Lightning protection for motors (including generators, synchronous condensers, frequency changers, and electric motors) is as critical as substation protection. Generators are the "heart" of the power system, and large motors are vital industrial drivers. Lightning damage to these components results in significant losses. However, motor protection is more challenging than substation protection. Motors are rotating machines, so their insulation cannot be excessively thick and must be solid (unlike the liquid insulation used in transformers). Solid insulation is prone to aging, necessitating not only primary protection with surge arresters but also additional auxiliary protective measures.

Composite-Housed Zinc Oxide Surge Arresters

A surge arrester is an electrical device with two electrodes—one typically grounded and the other connected to high voltage—separated by an insulating material, known professionally as an insulator.

Since most power system equipment is exposed to the atmosphere, the insulating surfaces are in direct contact with the environment. This portion of insulation is termed external insulation or outdoor insulation.

Outdoor insulation is constantly exposed to sunlight, rain, wind, snow, fog, and dew. Therefore, qualified outdoor insulation materials must not only possess excellent electrical and mechanical properties but also demonstrate superior weather resistance and a service life of 40–50 years. Currently, porcelain is the most widely used outdoor insulation material in engineering, with tempered glass also used in line applications.

Porcelain and glass are inorganic materials. Besides their excellent electrical and mechanical performance, their key advantage is environmental stability—exceptional resistance to climatic conditions—enabling them to dominate power system external insulation for nearly a century.

However, they share a common weakness: their surfaces are hydrophilic. This allows pollution layers on the insulator surface to absorb moisture. When pollution combines with moisture, it enables current flow, potentially causing a flashover across the insulator surface under normal operating voltage.

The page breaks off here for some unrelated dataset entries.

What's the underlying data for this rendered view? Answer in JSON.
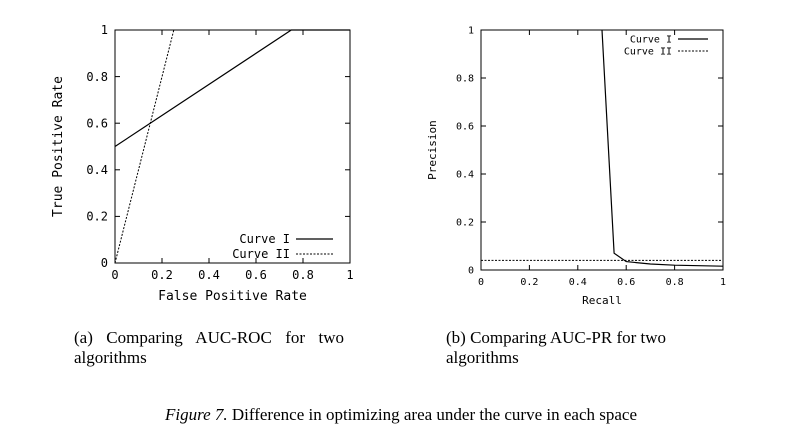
{
  "chart_data": [
    {
      "type": "line",
      "caption": "(a) Comparing AUC-ROC for two algorithms",
      "xlabel": "False Positive Rate",
      "ylabel": "True Positive Rate",
      "xlim": [
        0,
        1
      ],
      "ylim": [
        0,
        1
      ],
      "x_ticks": [
        "0",
        "0.2",
        "0.4",
        "0.6",
        "0.8",
        "1"
      ],
      "y_ticks": [
        "0",
        "0.2",
        "0.4",
        "0.6",
        "0.8",
        "1"
      ],
      "legend_position": "bottom-right",
      "series": [
        {
          "name": "Curve I",
          "style": "solid",
          "x": [
            0,
            0.75,
            1
          ],
          "y": [
            0.5,
            1,
            1
          ]
        },
        {
          "name": "Curve II",
          "style": "dotted",
          "x": [
            0,
            0.25,
            1
          ],
          "y": [
            0,
            1,
            1
          ]
        }
      ]
    },
    {
      "type": "line",
      "caption": "(b) Comparing AUC-PR for two algorithms",
      "xlabel": "Recall",
      "ylabel": "Precision",
      "xlim": [
        0,
        1
      ],
      "ylim": [
        0,
        1
      ],
      "x_ticks": [
        "0",
        "0.2",
        "0.4",
        "0.6",
        "0.8",
        "1"
      ],
      "y_ticks": [
        "0",
        "0.2",
        "0.4",
        "0.6",
        "0.8",
        "1"
      ],
      "legend_position": "top-right",
      "series": [
        {
          "name": "Curve I",
          "style": "solid",
          "x": [
            0.5,
            0.55,
            0.6,
            0.7,
            0.8,
            1
          ],
          "y": [
            1,
            0.07,
            0.035,
            0.025,
            0.02,
            0.016
          ]
        },
        {
          "name": "Curve II",
          "style": "dotted",
          "x": [
            0,
            1
          ],
          "y": [
            0.04,
            0.04
          ]
        }
      ]
    }
  ],
  "figure_caption": {
    "label": "Figure 7.",
    "text": " Difference in optimizing area under the curve in each space"
  }
}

This is commonly known as pollution flashover, more specifically, surface discharge along a polluted and wetted insulator.

In recent decades, silicone rubber has been widely adopted worldwide to replace traditional materials for insulators. Silicone rubber is an organic material exhibiting strong hydrophobicity, significantly increasing the pollution flashover voltage of external insulation.

Insulators made from organic materials are often called polymer insulators (as organic materials are polymers), non-ceramic insulators, composite insulators (since the external insulation is synthetic), or even plastic insulators abroad.

In China, they were previously known as composite insulators or silicone rubber insulators. They are now uniformly termed organic composite insulators (since organic materials are composites, and these insulators are typically made from a composite of silicone rubber and an epoxy-resin-glass-fiber rod), commonly abbreviated as composite insulators.

Therefore, a composite-housed zinc oxide surge arrester uses an organic material—specifically silicone rubber—as the external insulation for a zinc oxide surge arrester.